Drei der V4-Länder sind Nachbarn der Ukraine und würden die humanitären Auswirkungen einer Eskalation durch eine Flüchtlingswelle unmittelbar zu spüren bekommen. Längst sind dort Krisenstäbe eingerichtet und laufen Notfallpläne an, man ist in humanitärer Alarmbereitschaft, Orbán überflog persönlich im Helikopter die Grenze. Ungarn sieht sich zudem in der Verantwortung für knapp 150.000 ethnische Ungarn, die rund 10% der Bevölkerung der Westprovinz Karpatenukraine ausmachen, in ihren historischen Siedlungszentren vor allem in und um Berehowe (Beregszász) teilweise die Hälfte der Bevölkerung und auch den Bürgermeister stellen. Auch in den Städten Mukachevo (Munkács) bis Uschgorod (Ungvár) gibt es eine ungarische Minderheit von knapp 10%, dazwischen auch etliche Dörfer, die sogar mehrheitlich von ethnischen Ungarn bewohnt werden.

Martonyi zum Gedankenaustausch bei Udar-Chef Vitali Klitschko, dessen Einfluss in der Ukraine viel geringer ist, als es die Kalten Krieger im Westen sich gerne wünschen.

Diese könnten nun zwischen die Fronten und unter die Räder des Konfliktes kommen und Teil der "ethnischen Säuberungen" werden, wie sie von den Strumtruppen des "Rechten Sektors" und der nazistischen Partei "Swoboda" versucht werden. Wie gemeldet, wurde in der vorigen Woche von diesen die Stadratssitzung in Beregszász überfallen und gewaltsam aufgelöst. Es sei hier nochmals an die brandgefährliche Absurdität erinnert, dass diese Gruppierungen die Speerspitze jener Bewegung in Kiew bilden, die von "Strategen", vor allem aus dem im Kalten Krieg hängengebliebenen "bürgerlichen Lager" in der EU, voran auch hier wieder einmal Deutschland als "proeuropäisch" deklariert werden.

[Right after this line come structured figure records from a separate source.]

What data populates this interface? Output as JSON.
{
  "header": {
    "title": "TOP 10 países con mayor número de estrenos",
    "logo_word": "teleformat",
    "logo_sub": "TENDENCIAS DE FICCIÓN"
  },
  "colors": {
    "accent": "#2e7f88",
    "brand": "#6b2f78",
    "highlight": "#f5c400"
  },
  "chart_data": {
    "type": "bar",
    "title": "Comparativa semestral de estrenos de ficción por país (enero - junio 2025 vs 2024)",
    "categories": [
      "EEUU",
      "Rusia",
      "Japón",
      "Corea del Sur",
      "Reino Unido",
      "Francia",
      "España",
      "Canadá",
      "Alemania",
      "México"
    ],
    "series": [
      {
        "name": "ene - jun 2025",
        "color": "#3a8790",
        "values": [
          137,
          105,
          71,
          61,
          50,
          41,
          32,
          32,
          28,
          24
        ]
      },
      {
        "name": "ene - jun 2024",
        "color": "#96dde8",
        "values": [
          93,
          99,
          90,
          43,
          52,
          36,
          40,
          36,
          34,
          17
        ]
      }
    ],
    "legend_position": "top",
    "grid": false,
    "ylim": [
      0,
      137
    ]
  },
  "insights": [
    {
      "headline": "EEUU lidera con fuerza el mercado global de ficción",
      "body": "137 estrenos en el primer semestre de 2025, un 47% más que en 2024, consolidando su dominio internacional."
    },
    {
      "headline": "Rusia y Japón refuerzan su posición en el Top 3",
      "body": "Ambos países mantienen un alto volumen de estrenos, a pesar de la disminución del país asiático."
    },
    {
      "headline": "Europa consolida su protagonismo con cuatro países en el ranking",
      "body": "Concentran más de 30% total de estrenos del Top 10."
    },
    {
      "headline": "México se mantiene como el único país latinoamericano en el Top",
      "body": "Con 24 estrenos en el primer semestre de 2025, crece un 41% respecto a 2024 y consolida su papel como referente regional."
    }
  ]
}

Immernoch!

Martonyi hat es aufgrund der EU-Politik, die er ja mitvertreten muss, aber auch der Vorgaben und Vorarbeiten seines Chefs, Premier Orbán, nicht leicht, den verschiedenen Playern einen klar verständlichen Standpunkt seines Landes darzulegen oder gar Empathie für die Belange Ungarns und der Ungarn in der Ukraine zu wecken: Orbán, ein Meister des politischen Timings, hat just am Beginn des Aufstandes in Kiew einen 10 Milliarden Euro schweren Kreditvertrag mit Putins Russland für sein AKW abgeschlossen. Sein Land - so sehen es die Kritiker in und außerhalb Ungarns - habe er damit praktisch über Nacht an den Kreml verpfändet und sich so auch politisch von Moskau abhängig gemacht. Schneller als gedacht, kann ihm nun seine "Ostöffnung" auf die Füße fallen.
Ungarn selbst hat sich auf die Schwelle zwischen Ost und West gestellt und wundert sich nun, dass es sich die Finger einklemmt.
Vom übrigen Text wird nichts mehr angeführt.